Bu mühtedi gence göre, iki tür Batılı Müslüman vardı. Biri, İslam’ı dikkatlice öğrenip kademeli şekilde ve sindire sindire geçiş yapanlar. Diğeri, Müslüman olduktan sonra aynen bir çocuk gibi davranıp adeta yürümeden koşmaya çalışanlar…
İşte Yusuf İslam yıllardır Müslüman olsa da hâlâ ikinci kategoride idi. Doğulu, doğuştan Müslümanların bazılarında olduğu gibi abartılı İslami giysilerle dolaşıyor, kendisini alabildiğine katı, sert, köktenci İslam’ı temsil eden (Vahhabi) çevrelerle özdeştiriyor ve geçmişinde iyi, güzel, olumlu ne varsa hepsini unutmak, unutturmak istiyordu.

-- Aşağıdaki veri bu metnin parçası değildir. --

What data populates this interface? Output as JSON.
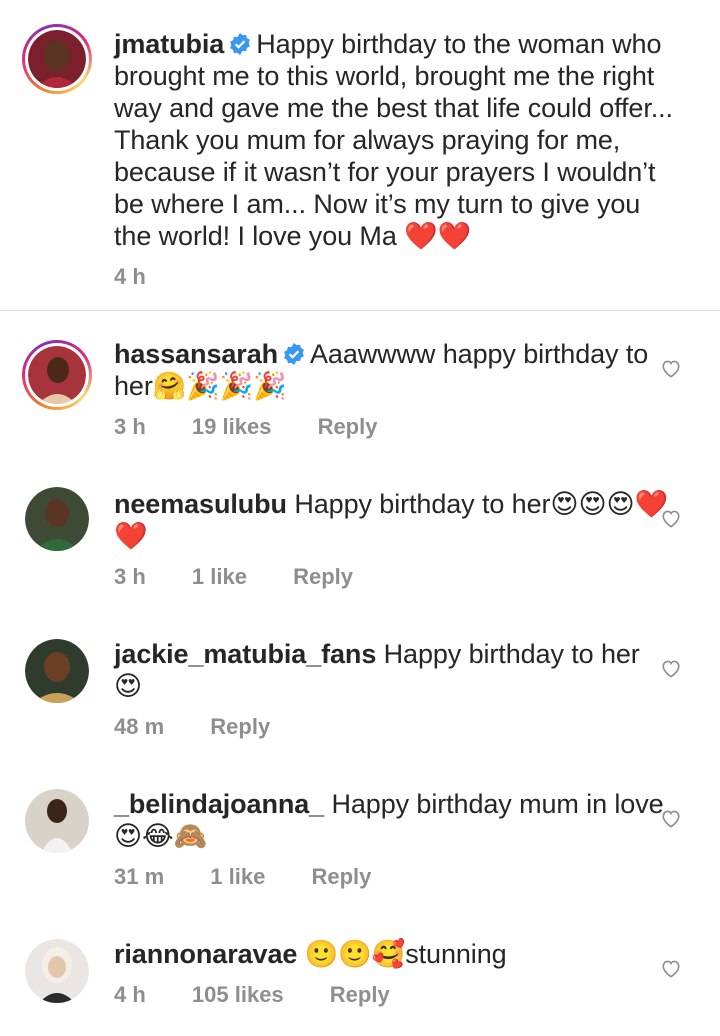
{
  "caption": {
    "username": "jmatubia",
    "verified": true,
    "text": "Happy birthday to the woman who brought me to this world, brought me the right way and gave me the best that life could offer... Thank you mum for always praying for me, because if it wasn’t for your prayers I wouldn’t be where I am... Now it’s my turn to give you the world! I love you Ma ❤️❤️",
    "time": "4 h"
  },
  "comments": [
    {
      "username": "hassansarah",
      "verified": true,
      "text": "Aaawwww happy birthday to her🤗🎉🎉🎉",
      "time": "3 h",
      "likes": "19 likes",
      "reply": "Reply"
    },
    {
      "username": "neemasulubu",
      "verified": false,
      "text": "Happy birthday to her😍😍😍❤️❤️",
      "time": "3 h",
      "likes": "1 like",
      "reply": "Reply"
    },
    {
      "username": "jackie_matubia_fans",
      "verified": false,
      "text": "Happy birthday to her 😍",
      "time": "48 m",
      "likes": "",
      "reply": "Reply"
    },
    {
      "username": "_belindajoanna_",
      "verified": false,
      "text": "Happy birthday mum in love😍😂🙈",
      "time": "31 m",
      "likes": "1 like",
      "reply": "Reply"
    },
    {
      "username": "riannonaravae",
      "verified": false,
      "text": "🙂🙂🥰stunning",
      "time": "4 h",
      "likes": "105 likes",
      "reply": "Reply"
    }
  ],
  "icons": {
    "verified": "verified-badge-icon",
    "like": "heart-outline-icon"
  },
  "colors": {
    "verified": "#3897f0",
    "meta": "#8e8e8e",
    "text": "#262626"
  }
}
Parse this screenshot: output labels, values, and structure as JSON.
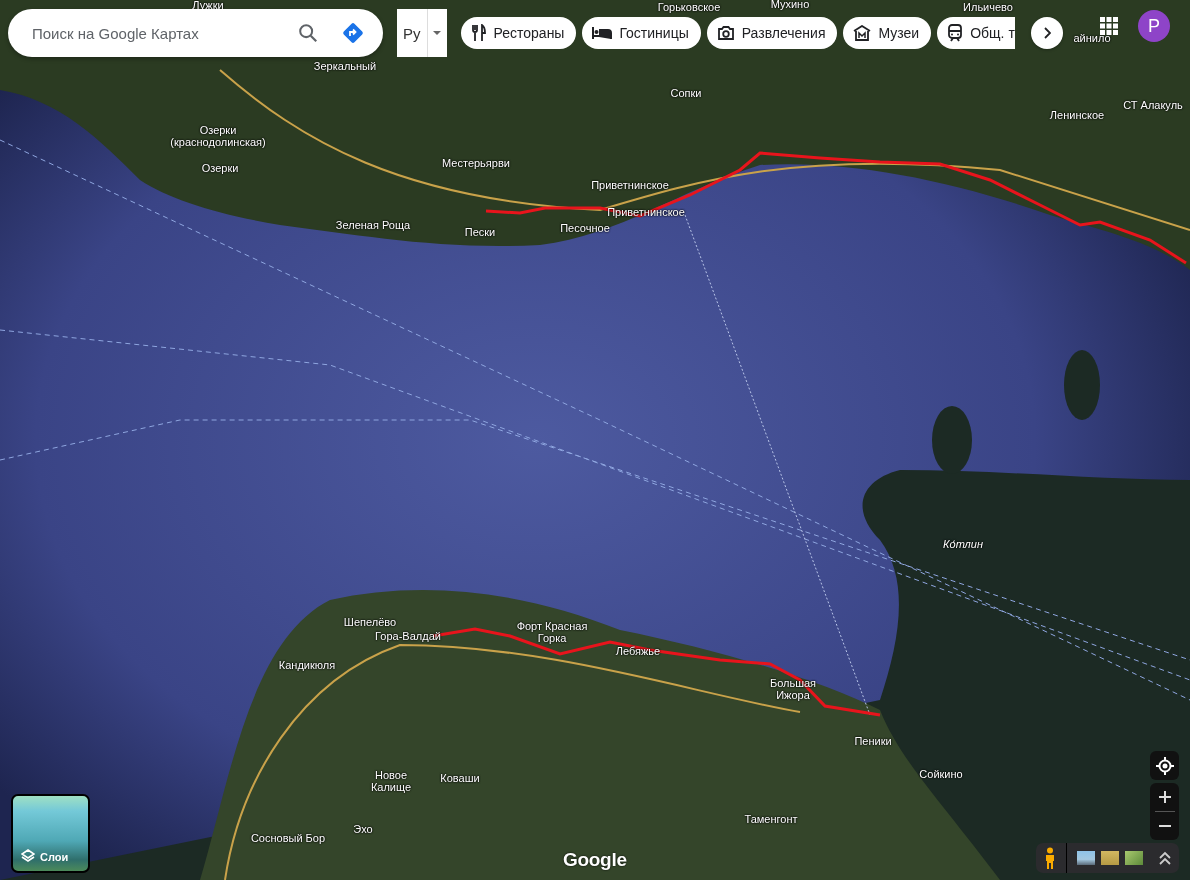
{
  "search": {
    "placeholder": "Поиск на Google Картах"
  },
  "language_button": {
    "label": "Ру"
  },
  "chips": [
    {
      "kind": "restaurant",
      "label": "Рестораны"
    },
    {
      "kind": "hotel",
      "label": "Гостиницы"
    },
    {
      "kind": "camera",
      "label": "Развлечения"
    },
    {
      "kind": "museum",
      "label": "Музеи"
    },
    {
      "kind": "transit",
      "label": "Общ. т"
    }
  ],
  "avatar": {
    "letter": "P"
  },
  "map_labels": [
    {
      "kind": "town",
      "text": "Лужки"
    },
    {
      "kind": "town",
      "text": "Горьковское"
    },
    {
      "kind": "town",
      "text": "Мухино"
    },
    {
      "kind": "town",
      "text": "Ильичево"
    },
    {
      "kind": "town",
      "text": "айнило"
    },
    {
      "kind": "town",
      "text": "Зеркальный"
    },
    {
      "kind": "town",
      "text": "Сопки"
    },
    {
      "kind": "town",
      "text": "Ленинское"
    },
    {
      "kind": "town",
      "text": "СТ Алакуль"
    },
    {
      "kind": "town",
      "text": "Озерки (краснодолинская)"
    },
    {
      "kind": "town",
      "text": "Озерки"
    },
    {
      "kind": "town",
      "text": "Местерьярви"
    },
    {
      "kind": "town",
      "text": "Приветнинское"
    },
    {
      "kind": "town",
      "text": "Приветнинское"
    },
    {
      "kind": "town",
      "text": "Зеленая Роща"
    },
    {
      "kind": "town",
      "text": "Пески"
    },
    {
      "kind": "town",
      "text": "Песочное"
    },
    {
      "kind": "island",
      "text": "Ко́тлин"
    },
    {
      "kind": "town",
      "text": "Шепелёво"
    },
    {
      "kind": "town",
      "text": "Гора-Валдай"
    },
    {
      "kind": "town",
      "text": "Форт Красная Горка"
    },
    {
      "kind": "town",
      "text": "Лебяжье"
    },
    {
      "kind": "town",
      "text": "Большая Ижора"
    },
    {
      "kind": "town",
      "text": "Кандикюля"
    },
    {
      "kind": "town",
      "text": "Пеники"
    },
    {
      "kind": "town",
      "text": "Новое Калище"
    },
    {
      "kind": "town",
      "text": "Коваши"
    },
    {
      "kind": "town",
      "text": "Сойкино"
    },
    {
      "kind": "town",
      "text": "Эхо"
    },
    {
      "kind": "town",
      "text": "Сосновый Бор"
    },
    {
      "kind": "town",
      "text": "Таменгонт"
    }
  ],
  "layers_button": {
    "label": "Слои"
  },
  "logo": {
    "text": "Google"
  }
}
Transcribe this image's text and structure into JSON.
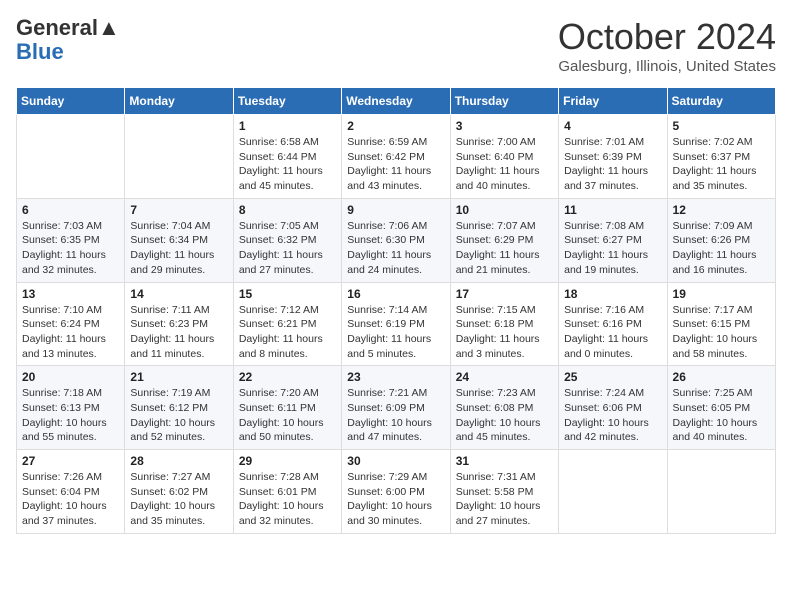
{
  "header": {
    "logo_general": "General",
    "logo_blue": "Blue",
    "month_title": "October 2024",
    "subtitle": "Galesburg, Illinois, United States"
  },
  "days_of_week": [
    "Sunday",
    "Monday",
    "Tuesday",
    "Wednesday",
    "Thursday",
    "Friday",
    "Saturday"
  ],
  "weeks": [
    [
      {
        "day": "",
        "info": ""
      },
      {
        "day": "",
        "info": ""
      },
      {
        "day": "1",
        "info": "Sunrise: 6:58 AM\nSunset: 6:44 PM\nDaylight: 11 hours and 45 minutes."
      },
      {
        "day": "2",
        "info": "Sunrise: 6:59 AM\nSunset: 6:42 PM\nDaylight: 11 hours and 43 minutes."
      },
      {
        "day": "3",
        "info": "Sunrise: 7:00 AM\nSunset: 6:40 PM\nDaylight: 11 hours and 40 minutes."
      },
      {
        "day": "4",
        "info": "Sunrise: 7:01 AM\nSunset: 6:39 PM\nDaylight: 11 hours and 37 minutes."
      },
      {
        "day": "5",
        "info": "Sunrise: 7:02 AM\nSunset: 6:37 PM\nDaylight: 11 hours and 35 minutes."
      }
    ],
    [
      {
        "day": "6",
        "info": "Sunrise: 7:03 AM\nSunset: 6:35 PM\nDaylight: 11 hours and 32 minutes."
      },
      {
        "day": "7",
        "info": "Sunrise: 7:04 AM\nSunset: 6:34 PM\nDaylight: 11 hours and 29 minutes."
      },
      {
        "day": "8",
        "info": "Sunrise: 7:05 AM\nSunset: 6:32 PM\nDaylight: 11 hours and 27 minutes."
      },
      {
        "day": "9",
        "info": "Sunrise: 7:06 AM\nSunset: 6:30 PM\nDaylight: 11 hours and 24 minutes."
      },
      {
        "day": "10",
        "info": "Sunrise: 7:07 AM\nSunset: 6:29 PM\nDaylight: 11 hours and 21 minutes."
      },
      {
        "day": "11",
        "info": "Sunrise: 7:08 AM\nSunset: 6:27 PM\nDaylight: 11 hours and 19 minutes."
      },
      {
        "day": "12",
        "info": "Sunrise: 7:09 AM\nSunset: 6:26 PM\nDaylight: 11 hours and 16 minutes."
      }
    ],
    [
      {
        "day": "13",
        "info": "Sunrise: 7:10 AM\nSunset: 6:24 PM\nDaylight: 11 hours and 13 minutes."
      },
      {
        "day": "14",
        "info": "Sunrise: 7:11 AM\nSunset: 6:23 PM\nDaylight: 11 hours and 11 minutes."
      },
      {
        "day": "15",
        "info": "Sunrise: 7:12 AM\nSunset: 6:21 PM\nDaylight: 11 hours and 8 minutes."
      },
      {
        "day": "16",
        "info": "Sunrise: 7:14 AM\nSunset: 6:19 PM\nDaylight: 11 hours and 5 minutes."
      },
      {
        "day": "17",
        "info": "Sunrise: 7:15 AM\nSunset: 6:18 PM\nDaylight: 11 hours and 3 minutes."
      },
      {
        "day": "18",
        "info": "Sunrise: 7:16 AM\nSunset: 6:16 PM\nDaylight: 11 hours and 0 minutes."
      },
      {
        "day": "19",
        "info": "Sunrise: 7:17 AM\nSunset: 6:15 PM\nDaylight: 10 hours and 58 minutes."
      }
    ],
    [
      {
        "day": "20",
        "info": "Sunrise: 7:18 AM\nSunset: 6:13 PM\nDaylight: 10 hours and 55 minutes."
      },
      {
        "day": "21",
        "info": "Sunrise: 7:19 AM\nSunset: 6:12 PM\nDaylight: 10 hours and 52 minutes."
      },
      {
        "day": "22",
        "info": "Sunrise: 7:20 AM\nSunset: 6:11 PM\nDaylight: 10 hours and 50 minutes."
      },
      {
        "day": "23",
        "info": "Sunrise: 7:21 AM\nSunset: 6:09 PM\nDaylight: 10 hours and 47 minutes."
      },
      {
        "day": "24",
        "info": "Sunrise: 7:23 AM\nSunset: 6:08 PM\nDaylight: 10 hours and 45 minutes."
      },
      {
        "day": "25",
        "info": "Sunrise: 7:24 AM\nSunset: 6:06 PM\nDaylight: 10 hours and 42 minutes."
      },
      {
        "day": "26",
        "info": "Sunrise: 7:25 AM\nSunset: 6:05 PM\nDaylight: 10 hours and 40 minutes."
      }
    ],
    [
      {
        "day": "27",
        "info": "Sunrise: 7:26 AM\nSunset: 6:04 PM\nDaylight: 10 hours and 37 minutes."
      },
      {
        "day": "28",
        "info": "Sunrise: 7:27 AM\nSunset: 6:02 PM\nDaylight: 10 hours and 35 minutes."
      },
      {
        "day": "29",
        "info": "Sunrise: 7:28 AM\nSunset: 6:01 PM\nDaylight: 10 hours and 32 minutes."
      },
      {
        "day": "30",
        "info": "Sunrise: 7:29 AM\nSunset: 6:00 PM\nDaylight: 10 hours and 30 minutes."
      },
      {
        "day": "31",
        "info": "Sunrise: 7:31 AM\nSunset: 5:58 PM\nDaylight: 10 hours and 27 minutes."
      },
      {
        "day": "",
        "info": ""
      },
      {
        "day": "",
        "info": ""
      }
    ]
  ]
}
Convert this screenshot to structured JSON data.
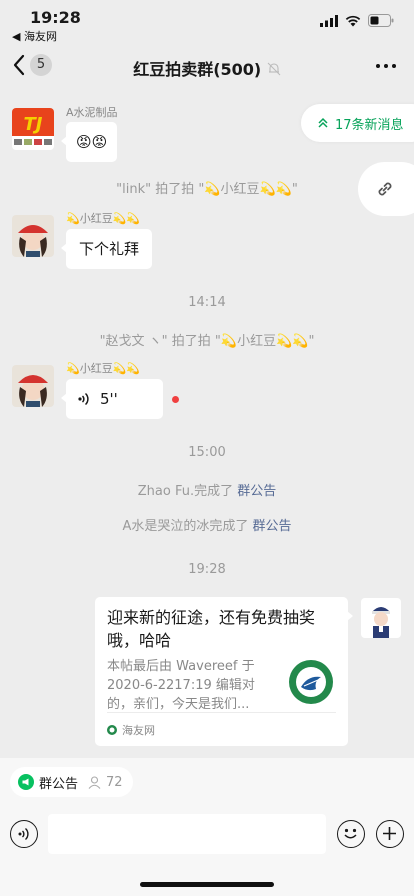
{
  "status": {
    "time": "19:28",
    "back_app": "◀ 海友网"
  },
  "nav": {
    "back_count": "5",
    "title": "红豆拍卖群(500)"
  },
  "new_messages": {
    "label": "17条新消息"
  },
  "messages": [
    {
      "type": "text",
      "sender": "A水泥制品",
      "text": "😡😡"
    },
    {
      "type": "system",
      "text": "\"link\" 拍了拍 \"💫小红豆💫💫\""
    },
    {
      "type": "text",
      "sender": "💫小红豆💫💫",
      "text": "下个礼拜"
    },
    {
      "type": "timestamp",
      "text": "14:14"
    },
    {
      "type": "system",
      "text": "\"赵戈文              ヽ\" 拍了拍 \"💫小红豆💫💫\""
    },
    {
      "type": "voice",
      "sender": "💫小红豆💫💫",
      "duration": "5''"
    },
    {
      "type": "timestamp",
      "text": "15:00"
    },
    {
      "type": "system",
      "actor": "Zhao Fu.完成了",
      "link": "群公告"
    },
    {
      "type": "system",
      "actor": "A水是哭泣的冰完成了",
      "link": "群公告"
    },
    {
      "type": "timestamp",
      "text": "19:28"
    },
    {
      "type": "card",
      "title": "迎来新的征途，还有免费抽奖哦，哈哈",
      "description": "本帖最后由 Wavereef 于 2020-6-2217:19 编辑对的，亲们，今天是我们...",
      "source": "海友网"
    }
  ],
  "bottom_bar": {
    "notice_label": "群公告",
    "member_count": "72"
  },
  "colors": {
    "accent_green": "#07a35a",
    "link_blue": "#576b95",
    "background": "#ededed",
    "unread_dot": "#f04040"
  }
}
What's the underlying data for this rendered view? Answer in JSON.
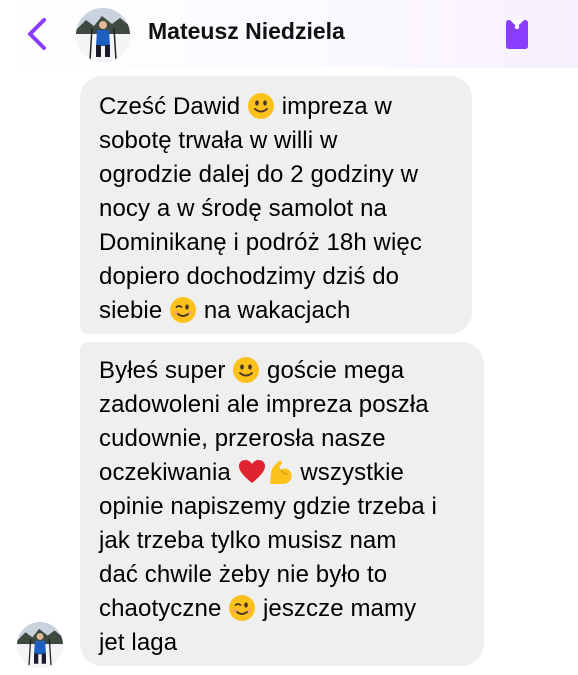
{
  "header": {
    "contact_name": "Mateusz Niedziela",
    "accent_color": "#8b3dff"
  },
  "messages": [
    {
      "lines": [
        "Cześć Dawid ",
        " impreza w",
        "sobotę trwała w willi w",
        "ogrodzie dalej do 2 godziny w",
        "nocy a w środę samolot na",
        "Dominikanę i podróż 18h więc",
        "dopiero dochodzimy dziś do",
        "siebie ",
        " na wakacjach"
      ]
    },
    {
      "lines": [
        "Byłeś super ",
        " goście mega",
        "zadowoleni ale impreza poszła",
        "cudownie, przerosła nasze",
        "oczekiwania ",
        " wszystkie",
        "opinie napiszemy gdzie trzeba i",
        "jak trzeba tylko musisz nam",
        "dać chwile żeby nie było to",
        "chaotyczne ",
        " jeszcze mamy",
        "jet laga"
      ]
    }
  ],
  "icons": {
    "back": "chevron-left-icon",
    "tag": "tag-icon",
    "emoji_smile": "slightly-smiling-face-emoji",
    "emoji_wink": "winking-face-emoji",
    "emoji_heart": "red-heart-emoji",
    "emoji_bicep": "flexed-biceps-emoji"
  }
}
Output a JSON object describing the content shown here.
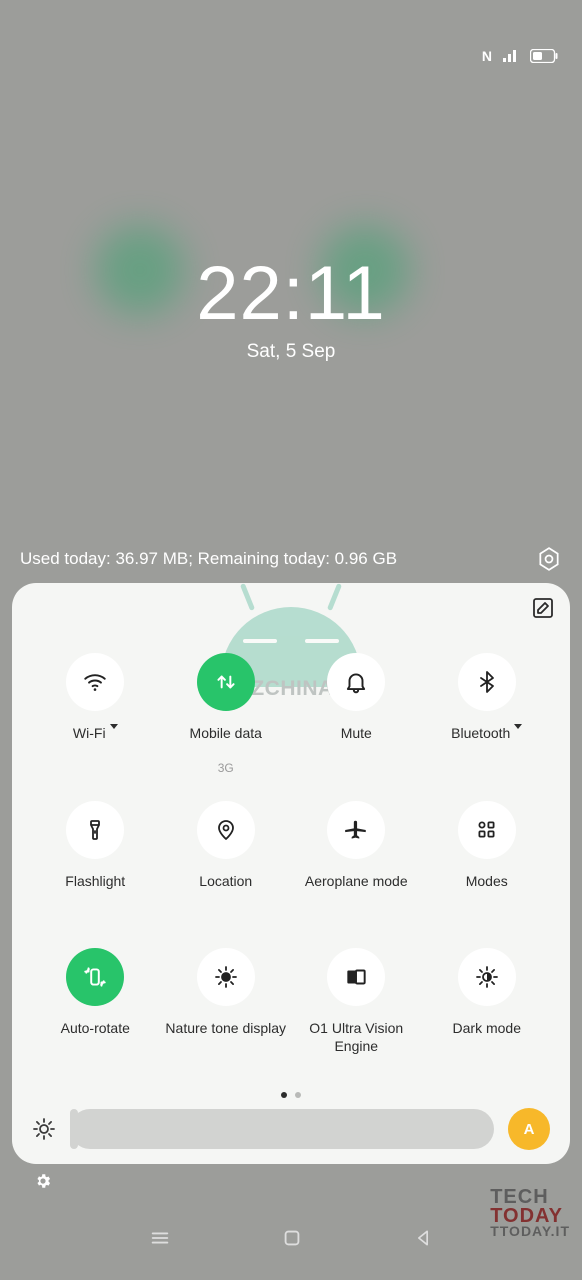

İngiliz Müslüman genç, şu serzenişle noktalamıştı sözlerini:
“Geçmişini bütünüyle reddediyor. Çok güzel, romantik şarkılar söylerdi. Onları hâlâ söylemenin nesi yanlış? İslam buna karşı değil ki!..”
***
Aradan 25 yıl geçti ve 25 yıl sonra şimdi Yusuf İslam bir “yazar ve müzisyen” sıfatıyla “Neden Hâlâ Gitar Taşıyorum” adlı kitabının imza günü için Türkiye’ye geldiğinde Müslüman hayatının önceki evrelerinden hayli farklı bir yerde artık.